Already a landmark, Siem Reap’s mysterious ‘spider house’ is finally set to reveal its secrets this month
After delays caused by, among other things, the death of a giant millipede, Siem Reap’s newest and strangest tourist attraction is set to finally open this month.
With its frontage featuring a huge spider and a stumpy-horned unicorn, Cambodia’s Believe it or Not! – a South Korean-owned museum of oddities and conundrums – has already become a landmark in Temple Town Dubbed the “the spider house” by tuk-tuk drivers, the repurposed shophouse in National Road 6’s South Korean district was supposed to open in February.
But due to some construction delays and problems finding the right diet for the insects on display – including the aforementioned giant millipede – the business won’t open until March 24.
The attraction is of course part of the Ripley’s Believe It or Not! worldwide franchise, which deals in “bizarre events and items so strange and unusual that people might question the claims.”
But the Siem Reap venue is more like a four-storey funhouse for children.
During a guided tour with supervisor Len Pichpanha, it was difficult to find anything that truly stretched credulity. Nothing compared to the myriad of wall hangings of the oddball-isms that made the Ripley name world famous festoon the walls – there’s the woman with the world’s largest bosom, the man with the world’s largest nose, the man with the world’s widest mouth and the man with the most spoons balanced on his face.
Perhaps the only actual exhibit in the Siem Reap museum that may make the beholder splutter forth in amazement is a curiosity in the skull room – a cute Disney-esque baby Tyrannosaurus hatching out of a football-size egg. It’s unbelievable simply because, as Pichpanha is quick to state, “It’s fake.”
As is a Tyrannosaurus skull. However, other skulls on display of a variety of extant species, including a gorilla, crocodile, wolf and tiger, are the real thing, or so said Pichpanha.
Most of the venue’s ground and first floors are occupied by a sort of small zoo housing a colourful golden pheasant in a large bamboo hoop cage, snakes, lizards, a leopard cat, with its own private swimming pool, and a hedgehog.
A large aquarium contains fingerling-sized examples of the pestiferous snakehead fish – not a novel display for Cambodians who can see the fish squirming in plastic bowls in the local markets on a daily basis. But perhaps tourists from abroad may be more impressed by these somewhat unprepossessing fish.

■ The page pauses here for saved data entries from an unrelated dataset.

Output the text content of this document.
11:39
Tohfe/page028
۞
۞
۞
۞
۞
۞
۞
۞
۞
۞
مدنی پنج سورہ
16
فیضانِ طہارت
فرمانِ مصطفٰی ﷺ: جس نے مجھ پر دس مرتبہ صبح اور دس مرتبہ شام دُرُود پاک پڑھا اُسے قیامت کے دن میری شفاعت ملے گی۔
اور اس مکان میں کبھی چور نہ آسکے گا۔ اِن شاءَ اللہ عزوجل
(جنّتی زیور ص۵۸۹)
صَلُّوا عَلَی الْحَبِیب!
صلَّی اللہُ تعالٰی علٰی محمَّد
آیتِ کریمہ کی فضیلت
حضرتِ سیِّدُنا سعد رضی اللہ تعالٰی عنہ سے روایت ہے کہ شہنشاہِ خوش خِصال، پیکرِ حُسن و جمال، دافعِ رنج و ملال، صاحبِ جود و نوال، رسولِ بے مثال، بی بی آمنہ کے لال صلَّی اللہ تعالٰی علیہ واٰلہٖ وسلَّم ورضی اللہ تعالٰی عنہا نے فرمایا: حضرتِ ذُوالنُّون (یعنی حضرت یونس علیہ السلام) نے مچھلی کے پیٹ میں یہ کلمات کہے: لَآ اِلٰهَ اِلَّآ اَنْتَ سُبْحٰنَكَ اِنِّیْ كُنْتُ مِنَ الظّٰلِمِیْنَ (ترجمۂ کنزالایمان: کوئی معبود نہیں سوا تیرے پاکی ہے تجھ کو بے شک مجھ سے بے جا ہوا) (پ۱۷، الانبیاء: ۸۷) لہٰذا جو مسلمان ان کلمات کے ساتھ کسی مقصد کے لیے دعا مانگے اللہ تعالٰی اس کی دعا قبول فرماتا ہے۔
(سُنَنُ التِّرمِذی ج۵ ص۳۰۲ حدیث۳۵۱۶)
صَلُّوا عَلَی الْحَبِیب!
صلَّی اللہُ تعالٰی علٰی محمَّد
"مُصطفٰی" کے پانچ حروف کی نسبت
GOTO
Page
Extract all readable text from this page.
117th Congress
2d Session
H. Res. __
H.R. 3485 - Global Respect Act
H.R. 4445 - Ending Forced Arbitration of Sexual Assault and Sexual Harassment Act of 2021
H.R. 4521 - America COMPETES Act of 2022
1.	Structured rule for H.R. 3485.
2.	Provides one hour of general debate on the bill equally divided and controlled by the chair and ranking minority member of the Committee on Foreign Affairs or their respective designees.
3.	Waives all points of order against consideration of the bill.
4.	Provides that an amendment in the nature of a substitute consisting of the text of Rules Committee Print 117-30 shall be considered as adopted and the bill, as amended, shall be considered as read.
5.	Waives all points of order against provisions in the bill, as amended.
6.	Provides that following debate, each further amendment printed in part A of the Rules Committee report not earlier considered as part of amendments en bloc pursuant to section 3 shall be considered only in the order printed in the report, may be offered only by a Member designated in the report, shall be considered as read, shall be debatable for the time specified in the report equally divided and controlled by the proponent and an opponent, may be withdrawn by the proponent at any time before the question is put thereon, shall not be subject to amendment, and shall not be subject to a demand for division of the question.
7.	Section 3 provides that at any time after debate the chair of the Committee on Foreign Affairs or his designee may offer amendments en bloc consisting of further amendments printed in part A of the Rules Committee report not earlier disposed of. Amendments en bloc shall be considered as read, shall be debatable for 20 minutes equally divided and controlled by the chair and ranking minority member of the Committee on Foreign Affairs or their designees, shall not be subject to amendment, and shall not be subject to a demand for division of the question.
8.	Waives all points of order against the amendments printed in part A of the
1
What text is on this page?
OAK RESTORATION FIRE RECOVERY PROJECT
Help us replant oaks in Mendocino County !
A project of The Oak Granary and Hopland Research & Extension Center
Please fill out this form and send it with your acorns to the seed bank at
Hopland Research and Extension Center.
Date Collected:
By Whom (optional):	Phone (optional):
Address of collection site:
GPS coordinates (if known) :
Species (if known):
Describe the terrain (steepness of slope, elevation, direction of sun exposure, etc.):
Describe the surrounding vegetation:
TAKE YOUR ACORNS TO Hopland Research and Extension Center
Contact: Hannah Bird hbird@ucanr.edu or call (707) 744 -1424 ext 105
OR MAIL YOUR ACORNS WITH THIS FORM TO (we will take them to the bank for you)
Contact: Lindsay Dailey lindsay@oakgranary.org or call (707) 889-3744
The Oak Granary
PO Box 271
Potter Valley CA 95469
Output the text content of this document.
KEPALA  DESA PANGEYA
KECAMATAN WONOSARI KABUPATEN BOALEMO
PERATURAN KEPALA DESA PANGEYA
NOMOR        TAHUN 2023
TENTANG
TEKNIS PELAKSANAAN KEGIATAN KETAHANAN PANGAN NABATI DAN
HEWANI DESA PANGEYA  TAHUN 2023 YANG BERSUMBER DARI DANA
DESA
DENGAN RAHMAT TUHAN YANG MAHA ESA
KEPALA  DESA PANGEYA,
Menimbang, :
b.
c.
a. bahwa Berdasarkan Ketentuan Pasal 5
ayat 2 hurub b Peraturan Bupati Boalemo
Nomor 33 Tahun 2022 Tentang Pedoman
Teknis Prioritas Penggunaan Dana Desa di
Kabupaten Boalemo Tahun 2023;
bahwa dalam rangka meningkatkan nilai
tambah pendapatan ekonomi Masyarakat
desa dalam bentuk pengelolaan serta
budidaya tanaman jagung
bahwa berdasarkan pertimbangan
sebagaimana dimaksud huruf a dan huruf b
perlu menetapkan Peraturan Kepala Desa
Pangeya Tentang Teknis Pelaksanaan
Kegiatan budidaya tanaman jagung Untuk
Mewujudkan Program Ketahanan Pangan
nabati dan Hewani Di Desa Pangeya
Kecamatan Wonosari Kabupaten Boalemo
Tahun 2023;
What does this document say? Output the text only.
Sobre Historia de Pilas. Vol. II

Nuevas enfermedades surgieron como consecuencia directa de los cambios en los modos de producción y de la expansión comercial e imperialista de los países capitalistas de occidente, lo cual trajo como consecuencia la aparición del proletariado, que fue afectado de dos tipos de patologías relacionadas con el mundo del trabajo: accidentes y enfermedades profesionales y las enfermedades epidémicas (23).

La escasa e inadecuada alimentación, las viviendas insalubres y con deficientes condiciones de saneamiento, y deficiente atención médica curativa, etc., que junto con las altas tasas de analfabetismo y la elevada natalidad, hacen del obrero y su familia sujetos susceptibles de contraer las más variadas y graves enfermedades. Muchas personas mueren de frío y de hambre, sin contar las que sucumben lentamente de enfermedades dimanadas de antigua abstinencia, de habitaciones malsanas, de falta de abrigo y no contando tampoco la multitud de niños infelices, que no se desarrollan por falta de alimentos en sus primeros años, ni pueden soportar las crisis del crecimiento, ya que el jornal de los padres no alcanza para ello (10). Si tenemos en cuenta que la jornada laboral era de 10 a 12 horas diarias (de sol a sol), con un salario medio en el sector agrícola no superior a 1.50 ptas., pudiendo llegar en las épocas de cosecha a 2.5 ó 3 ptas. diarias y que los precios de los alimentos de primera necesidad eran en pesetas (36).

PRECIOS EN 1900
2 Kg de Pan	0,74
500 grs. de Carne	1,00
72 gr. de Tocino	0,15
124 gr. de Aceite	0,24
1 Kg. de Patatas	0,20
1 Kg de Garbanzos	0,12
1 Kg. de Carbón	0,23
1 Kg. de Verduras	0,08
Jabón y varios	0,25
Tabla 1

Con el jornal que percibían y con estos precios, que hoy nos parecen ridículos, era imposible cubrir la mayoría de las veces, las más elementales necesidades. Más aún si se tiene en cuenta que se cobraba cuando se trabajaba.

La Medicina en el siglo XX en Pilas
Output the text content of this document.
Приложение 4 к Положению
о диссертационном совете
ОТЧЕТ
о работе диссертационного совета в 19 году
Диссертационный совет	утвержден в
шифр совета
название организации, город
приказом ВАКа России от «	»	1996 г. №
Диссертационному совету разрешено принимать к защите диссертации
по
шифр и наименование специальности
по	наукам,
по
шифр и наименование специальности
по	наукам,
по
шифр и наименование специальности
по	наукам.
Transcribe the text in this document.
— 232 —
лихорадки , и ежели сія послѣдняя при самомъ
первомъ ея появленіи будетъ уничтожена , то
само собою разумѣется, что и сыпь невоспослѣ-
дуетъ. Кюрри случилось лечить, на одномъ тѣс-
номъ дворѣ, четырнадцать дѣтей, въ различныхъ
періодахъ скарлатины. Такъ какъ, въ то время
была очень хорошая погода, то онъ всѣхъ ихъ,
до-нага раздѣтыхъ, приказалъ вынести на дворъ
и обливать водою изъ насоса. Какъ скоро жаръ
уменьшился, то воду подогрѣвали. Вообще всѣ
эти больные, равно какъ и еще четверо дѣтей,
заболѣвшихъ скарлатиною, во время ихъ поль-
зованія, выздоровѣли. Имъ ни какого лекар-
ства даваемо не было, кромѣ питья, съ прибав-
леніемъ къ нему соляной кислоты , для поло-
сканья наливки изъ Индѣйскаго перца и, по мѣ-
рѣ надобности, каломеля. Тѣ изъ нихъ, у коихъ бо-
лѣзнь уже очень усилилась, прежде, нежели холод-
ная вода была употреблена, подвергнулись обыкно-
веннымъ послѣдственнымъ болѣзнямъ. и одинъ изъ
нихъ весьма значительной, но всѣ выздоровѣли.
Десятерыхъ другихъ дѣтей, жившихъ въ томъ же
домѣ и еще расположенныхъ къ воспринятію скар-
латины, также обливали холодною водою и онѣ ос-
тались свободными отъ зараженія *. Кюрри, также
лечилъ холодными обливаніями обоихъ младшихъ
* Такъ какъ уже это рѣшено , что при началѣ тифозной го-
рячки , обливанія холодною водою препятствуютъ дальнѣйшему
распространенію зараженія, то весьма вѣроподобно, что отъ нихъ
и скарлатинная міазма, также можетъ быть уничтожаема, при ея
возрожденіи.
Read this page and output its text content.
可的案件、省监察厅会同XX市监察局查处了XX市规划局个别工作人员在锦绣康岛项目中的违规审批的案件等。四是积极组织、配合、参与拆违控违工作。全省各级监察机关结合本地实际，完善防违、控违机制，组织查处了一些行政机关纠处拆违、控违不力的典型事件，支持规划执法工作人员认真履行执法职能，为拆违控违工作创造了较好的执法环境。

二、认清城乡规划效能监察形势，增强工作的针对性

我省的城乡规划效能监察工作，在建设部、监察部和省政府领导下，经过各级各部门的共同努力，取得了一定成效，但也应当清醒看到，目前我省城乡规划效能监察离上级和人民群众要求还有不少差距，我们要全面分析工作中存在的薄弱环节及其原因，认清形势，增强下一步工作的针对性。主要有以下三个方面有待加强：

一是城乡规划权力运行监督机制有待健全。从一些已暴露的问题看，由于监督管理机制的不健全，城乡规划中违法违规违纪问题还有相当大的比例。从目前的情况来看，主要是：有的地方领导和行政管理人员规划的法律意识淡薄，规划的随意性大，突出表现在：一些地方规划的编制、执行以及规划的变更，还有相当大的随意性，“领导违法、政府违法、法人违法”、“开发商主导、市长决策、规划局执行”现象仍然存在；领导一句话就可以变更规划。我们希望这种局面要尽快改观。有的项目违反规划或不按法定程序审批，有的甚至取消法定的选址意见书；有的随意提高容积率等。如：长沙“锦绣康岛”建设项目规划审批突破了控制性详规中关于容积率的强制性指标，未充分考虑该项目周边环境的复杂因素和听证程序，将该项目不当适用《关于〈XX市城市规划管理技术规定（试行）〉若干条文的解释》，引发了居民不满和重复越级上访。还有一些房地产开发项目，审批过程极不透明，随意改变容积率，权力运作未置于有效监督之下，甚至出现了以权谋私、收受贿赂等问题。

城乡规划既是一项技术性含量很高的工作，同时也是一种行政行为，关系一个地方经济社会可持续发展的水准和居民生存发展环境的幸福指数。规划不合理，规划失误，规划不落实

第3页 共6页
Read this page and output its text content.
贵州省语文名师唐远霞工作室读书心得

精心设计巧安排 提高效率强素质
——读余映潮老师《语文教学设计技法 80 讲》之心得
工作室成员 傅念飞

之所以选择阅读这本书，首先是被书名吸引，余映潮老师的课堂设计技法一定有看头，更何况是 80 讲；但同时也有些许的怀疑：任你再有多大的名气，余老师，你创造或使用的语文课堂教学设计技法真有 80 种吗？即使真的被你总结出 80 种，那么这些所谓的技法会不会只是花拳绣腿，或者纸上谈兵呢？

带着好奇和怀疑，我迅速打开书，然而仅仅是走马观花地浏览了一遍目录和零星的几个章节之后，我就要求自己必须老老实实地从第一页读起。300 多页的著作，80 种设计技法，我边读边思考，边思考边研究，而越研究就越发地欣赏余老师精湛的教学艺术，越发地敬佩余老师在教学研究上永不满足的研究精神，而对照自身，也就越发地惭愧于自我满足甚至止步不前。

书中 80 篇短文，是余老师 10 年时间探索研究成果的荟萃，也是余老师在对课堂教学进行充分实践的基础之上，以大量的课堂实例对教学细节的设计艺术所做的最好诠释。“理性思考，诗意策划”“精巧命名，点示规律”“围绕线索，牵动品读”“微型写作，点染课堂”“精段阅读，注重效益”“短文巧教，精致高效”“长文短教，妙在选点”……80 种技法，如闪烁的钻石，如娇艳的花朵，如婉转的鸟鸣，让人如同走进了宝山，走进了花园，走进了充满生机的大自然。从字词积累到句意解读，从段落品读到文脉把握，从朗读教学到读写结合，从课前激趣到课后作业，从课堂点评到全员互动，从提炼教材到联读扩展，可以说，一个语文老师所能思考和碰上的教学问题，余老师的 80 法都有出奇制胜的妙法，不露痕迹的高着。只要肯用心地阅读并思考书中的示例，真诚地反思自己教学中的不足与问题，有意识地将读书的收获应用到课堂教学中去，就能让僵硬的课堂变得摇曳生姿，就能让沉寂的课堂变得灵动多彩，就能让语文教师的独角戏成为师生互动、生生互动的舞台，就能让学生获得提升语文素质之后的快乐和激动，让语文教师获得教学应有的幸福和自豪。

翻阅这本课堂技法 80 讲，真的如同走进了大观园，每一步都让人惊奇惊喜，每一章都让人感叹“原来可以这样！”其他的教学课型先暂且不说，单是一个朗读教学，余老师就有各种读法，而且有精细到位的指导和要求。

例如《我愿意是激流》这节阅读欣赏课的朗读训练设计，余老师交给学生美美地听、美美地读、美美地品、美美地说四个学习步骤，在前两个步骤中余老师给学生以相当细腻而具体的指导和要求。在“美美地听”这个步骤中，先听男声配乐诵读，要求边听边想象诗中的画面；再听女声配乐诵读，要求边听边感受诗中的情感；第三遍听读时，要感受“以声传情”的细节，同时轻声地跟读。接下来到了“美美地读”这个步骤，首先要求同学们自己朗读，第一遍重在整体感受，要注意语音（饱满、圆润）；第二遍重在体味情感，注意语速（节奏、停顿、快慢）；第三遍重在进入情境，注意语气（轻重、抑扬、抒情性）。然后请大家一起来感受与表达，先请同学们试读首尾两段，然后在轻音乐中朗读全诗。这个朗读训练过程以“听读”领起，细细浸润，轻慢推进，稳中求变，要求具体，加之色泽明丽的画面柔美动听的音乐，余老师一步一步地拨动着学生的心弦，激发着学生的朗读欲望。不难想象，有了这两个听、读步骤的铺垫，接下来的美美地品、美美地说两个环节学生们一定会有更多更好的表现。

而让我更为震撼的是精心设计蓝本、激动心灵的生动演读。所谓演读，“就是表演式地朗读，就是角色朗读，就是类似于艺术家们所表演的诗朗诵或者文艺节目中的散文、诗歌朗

Much more interesting, concedes Pichpanha, is the museum’s prize Asian palm civet, a species which he declares is, “Famous for sh—ting expensive coffee”. He is referring to kopi luwak, an Indonesian term for the coffee berries, and the extremely expensive coffee brewed from them after they have been eaten and defecated by palm civets. This coffee trade has fallen into disrepute by greedy people force-feeding civets coffee beans, but luckily the little critter at Siem Reap’s Believe it or Not! won’t be inducted into the coffee-making trade and will be fed a diet of mainly bananas. Or so Pichpanha says.
The venue features an insect room which, when visited by Post Weekend, was devoid of live specimens, due to a lack of appropriate food. But there were glass tanks holding fearsome looking live local “tarantulas”, and a wall featuring a sort of mosaic made of dead water bug bodies.
A torture chamber is a rather hokey affair filled with various not-very-believable flimsily constructed contraptions, such as a chair with thousands of nails sticking out of it and a clumsy wooden cross.
More fun is a game area in the upper reaches of the building, housing a laser tag game, connected by a psychedelic worm-hole tunnel to a mirror maze that is a true challenge to navigate.
But perhaps one of the most unusual aspects of the venue is Gizmo Gadgets, the souvenir shop near the entrance where you can buy South Korean stuff that you don’t really need, such as fake mini gramophones, fake old-fashioned phones, Fizz Savers, (whatever they are), and the amazing “Bag Cap” which promises to “make any plastic bag a usable container”
Apparently, at other venues, people actually buy these, believe it or not.
Tickets cost $3 for locals and $10 for foreigners.